Programmable Self-Folding Origami

I found an awesome video on BoingBoing. It was created by researchers at The Harvard Microrobotics Lab. It’s made out of paper edged with actuators that can be programmed to automatically fold the sheet into simple origami forms. Besides being lazy and using it to fold your origami for you, it could be used to automatically adjust the size of, say, a coffee cup, depending on the amount of coffee poured into it. On a large scale, I’m not sure how useful this would be on, but on a smaller scale, we could have swiss army knives, tables, and other tools that could morph into other tools and shapes. Or we could stick it inside people: the medical implications seem promising.

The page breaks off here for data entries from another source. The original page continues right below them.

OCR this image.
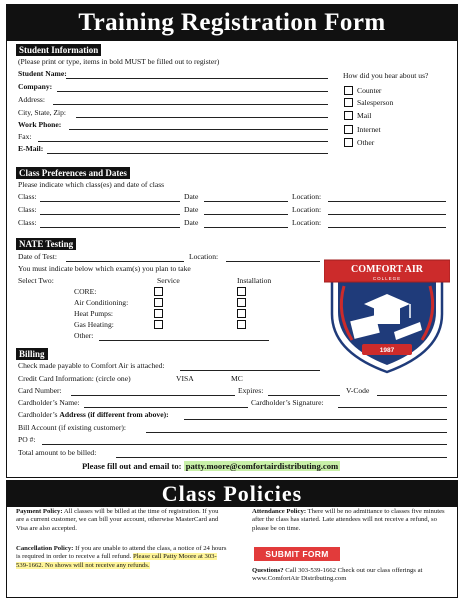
Training Registration Form
Student Information
(Please print or type, items in bold MUST be filled out to register)
Student Name:
Company:
Address:
City, State, Zip:
Work Phone:
Fax:
E-Mail:
How did you hear about us?
Counter
Salesperson
Mail
Internet
Other
Class Preferences and Dates
Please indicate which class(es) and date of class
Class:	Date	Location:
Class:	Date	Location:
Class:	Date	Location:
NATE Testing
Date of Test:	Location:
You must indicate below which exam(s) you plan to take
Select Two:	Service	Installation
CORE:
Air Conditioning:
Heat Pumps:
Gas Heating:
Other:
COMFORT AIR
COLLEGE
1987
Billing
Check made payable to Comfort Air is attached:
Credit Card Information: (circle one)	VISA	MC
Card Number:	Expires:	V-Code
Cardholder’s Name:	Cardholder’s Signature:
Cardholder’s Address (if different from above):
Bill Account (if existing customer):
PO #:
Total amount to be billed:
Please fill out and email to: patty.moore@comfortairdistributing.com
Class Policies
Payment Policy: All classes will be billed at the time of registration. If you are a current customer, we can bill your account, otherwise MasterCard and Visa are also accepted.
Cancellation Policy: If you are unable to attend the class, a notice of 24 hours is required in order to receive a full refund. Please call Patty Moore at 303-539-1662. No shows will not receive any refunds.
Attendance Policy: There will be no admittance to classes five minutes after the class has started. Late attendees will not receive a refund, so please be on time.
SUBMIT FORM
Questions? Call 303-539-1662 Check out our class offerings at www.ComfortAir Distributing.com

Other potential uses mentioned in the comments include: teaching origami; autobots; books that turn their own pages and stay open when your’re reading; presents that automatically unwrap themselves; full automated toilet paper; combine it with flat screen technology and camera with facial recognition software and create a TV that always bends in a direction to give you the best possible view of the screen; solar panel roof on a house that could bend and shape itself to always face the most sunlight and then repeal water when it rained; a tent that pitches itself; bed that makes itself; business cards that become animated characters; parachutes that turn into rigid airfoils; umbrellas that fold up really small when not in use;  that jacket from Back To the Future 2; self-folding maps to make it much easier to refold them; window blinds; self-constructing geodesic dones; multifunctional transforming furniture

Or, if all fails, use it to automatically roll your joints.